6.5

Scissor Sisters

Magic Hour

Universal Music, 2012-05-25

Redacção

Estas tesouras não cortam, mas comportam o dourado dos 70’s, o néon dos 80’s e os beats dos 90’s. O 4º álbum da banda surpreende num misto de positivo e negativo, talvez por ser tão diferente dos anteriores trabalhos.

Mantiveram a estratégia e, mais uma vez, têm colaborações de peso. Boys Noize, nome artístico de Alexander Ridha, produziu em conjunto com a banda a maioria das músicas; Stuart Price também foi chamado a produzir umas quantas; Pharrel ajudou a escrever e a produzir “Inevitable”, tal como Calvin Harris só participou num tema (este último co-produziu o 2º single, “Only the Horses”) – este, tal como o 1º single, foi uma boa escolha.

Se o 1º single surgiu quase como uma fusão tecnho beats com kuduro, muito ao jeito da tão actual música de Buraka Som Sistema, mas com um refrão muito cativante, fiel ao estilo Scissor Sisters, com toques de synthpop e alternative pop dance, assim como um cheiro de hip hop trazido por Azealia Banks. Já o 2º single é muito mais pop e óptimo para remisturas. Aliás, todas as músicas, não baladas, presentes no disco têm esse ponto a favor, óptimos beats para remix. E falo de músicas não baladas porque francamente o álbum tem muitas baladas. Quase música sim, música não e lá surge uma balada. As baladas mais melancólicas são talvez as mais estranhas ao ouvido, pelo facto de não nos termos habituado à voz de Jake Shears neste registo.

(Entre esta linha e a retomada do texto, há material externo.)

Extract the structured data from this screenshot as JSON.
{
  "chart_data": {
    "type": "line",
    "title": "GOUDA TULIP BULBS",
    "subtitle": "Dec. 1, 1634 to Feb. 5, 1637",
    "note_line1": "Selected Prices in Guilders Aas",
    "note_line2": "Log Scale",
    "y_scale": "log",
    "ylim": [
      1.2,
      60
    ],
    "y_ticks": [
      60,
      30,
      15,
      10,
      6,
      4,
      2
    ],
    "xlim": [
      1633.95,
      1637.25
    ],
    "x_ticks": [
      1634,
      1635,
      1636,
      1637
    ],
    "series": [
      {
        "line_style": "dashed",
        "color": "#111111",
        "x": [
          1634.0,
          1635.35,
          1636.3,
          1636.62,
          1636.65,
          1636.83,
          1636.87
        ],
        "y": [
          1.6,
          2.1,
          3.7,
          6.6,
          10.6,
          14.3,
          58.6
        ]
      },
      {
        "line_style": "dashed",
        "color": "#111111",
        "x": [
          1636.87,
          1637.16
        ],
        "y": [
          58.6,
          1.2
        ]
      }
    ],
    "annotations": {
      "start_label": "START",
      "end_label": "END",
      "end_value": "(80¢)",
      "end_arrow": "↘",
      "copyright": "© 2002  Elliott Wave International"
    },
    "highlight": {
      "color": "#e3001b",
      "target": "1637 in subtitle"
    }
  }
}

A primeira audição é estranha, mas ao repetir-se começa a entranhar-se. É o efeito da pop, é verdade. Mas esta não é uma pop qualquer. É aqui que explico o primeira frase do texto. Há músicas que têm o charme dos anos 70, a primeira música do álbum “Baby Come Home” é a melhor prova, as back vocals atribuem-lhe uma elegância superior, à qual só “Inevitable” se aproxima. Há músicas que revisitam o estilo electro  e “vídeo game” dos anos 80 e outras que são recriações da tecnho pop e deep house dos anos 90. Há músicas completamente actuais, cheias de power, com doses de rave pop, house, electroclash, clubbing e hip hop, tudo misturado! Há até, em “San Luis Obispo”, um pop latino e a lembrar os trópicos, deixando uma certa nostalgia de férias. Há muita coisa presente.

Esta inconsistência e constante mudança de dinâmica podia resultar no facto de não saturar, mas não é o caso. Este exercício de intermitência torna mais difícil ouvir e perceber o álbum.

Com o perigo de me estar a repetir, é um álbum quase de homenagem à música de dança que se fez desde os 70’s até agora, à música de dança electrónica, e creio que até a eles próprios.